Ricordiamo che Maria non è il fine della nostra vita cristiana, Maria è una strada d’amore, appartenerle senza riserva è donarsi a colei che si dona a Gesù con tutti quelli che le si affidano.
La Madonna ci offre tre piste: la fiducia, l’obbedienza, la speranza.
La fiducia, come atto di maturità umana e cristiana: vedo Gesù come il Maestro, l’unico, che può dare una svolta alla mia vita.
L’obbedienza, nell’ottica cristiana e mariana, non è come un atto passivo, vuoto: è sinonimo di collaborazione! Si chiede obbedienza perché si cercano collaboratori. Collaborare con Gesù significa essere protagonisti, l’obbedienza a lui restituisce dignità alla nostra vita.
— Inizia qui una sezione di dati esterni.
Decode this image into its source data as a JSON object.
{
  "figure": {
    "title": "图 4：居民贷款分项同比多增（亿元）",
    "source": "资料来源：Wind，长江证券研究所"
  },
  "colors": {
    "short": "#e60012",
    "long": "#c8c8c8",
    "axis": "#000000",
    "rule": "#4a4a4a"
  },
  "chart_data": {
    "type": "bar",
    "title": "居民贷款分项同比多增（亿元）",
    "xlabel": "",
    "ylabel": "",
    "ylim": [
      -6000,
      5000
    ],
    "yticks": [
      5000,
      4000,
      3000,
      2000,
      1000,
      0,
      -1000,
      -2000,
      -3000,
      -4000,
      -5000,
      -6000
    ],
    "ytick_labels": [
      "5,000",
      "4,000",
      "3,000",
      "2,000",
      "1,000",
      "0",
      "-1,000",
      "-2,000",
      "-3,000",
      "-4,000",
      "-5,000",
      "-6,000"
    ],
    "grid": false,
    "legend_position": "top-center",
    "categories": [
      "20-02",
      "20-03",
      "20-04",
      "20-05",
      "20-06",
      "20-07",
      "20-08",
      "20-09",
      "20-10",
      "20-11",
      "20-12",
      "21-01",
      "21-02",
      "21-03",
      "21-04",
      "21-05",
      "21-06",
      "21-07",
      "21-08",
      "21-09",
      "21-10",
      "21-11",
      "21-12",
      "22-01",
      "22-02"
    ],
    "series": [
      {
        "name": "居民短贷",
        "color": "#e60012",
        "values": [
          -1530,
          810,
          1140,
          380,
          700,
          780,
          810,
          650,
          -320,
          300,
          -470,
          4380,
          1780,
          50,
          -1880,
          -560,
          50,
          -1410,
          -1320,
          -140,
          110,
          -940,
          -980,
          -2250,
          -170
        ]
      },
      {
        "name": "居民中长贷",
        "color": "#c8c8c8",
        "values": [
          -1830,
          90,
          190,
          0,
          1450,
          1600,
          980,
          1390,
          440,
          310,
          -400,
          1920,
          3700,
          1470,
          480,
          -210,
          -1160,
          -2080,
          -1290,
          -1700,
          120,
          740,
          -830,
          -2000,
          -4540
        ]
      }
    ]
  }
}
La speranza è prendere coscienza delle difficoltà che viviamo, delle cause dei nostri disagi, sapendo che non sono la parola definitiva sulla nostra vicenda, perché il sopravvento l’avrà la grazia di Dio, non le difficoltà.
Per questo la nostra vita è racchiusa in queste parole: ecco, io vengo, per fare la tua volontà.
Lodiamo il Signore per questa pioggia di Parola che ha nutrito la nostra sete: il desiderio di tutti, espresso dal ringraziamento del parroco, don Peppino, è di accogliere e lasciar germogliare in noi il frutto di quanto abbiamo ricevuto. Ci sia di guida in questo la Madonna, pellegrina fra noi.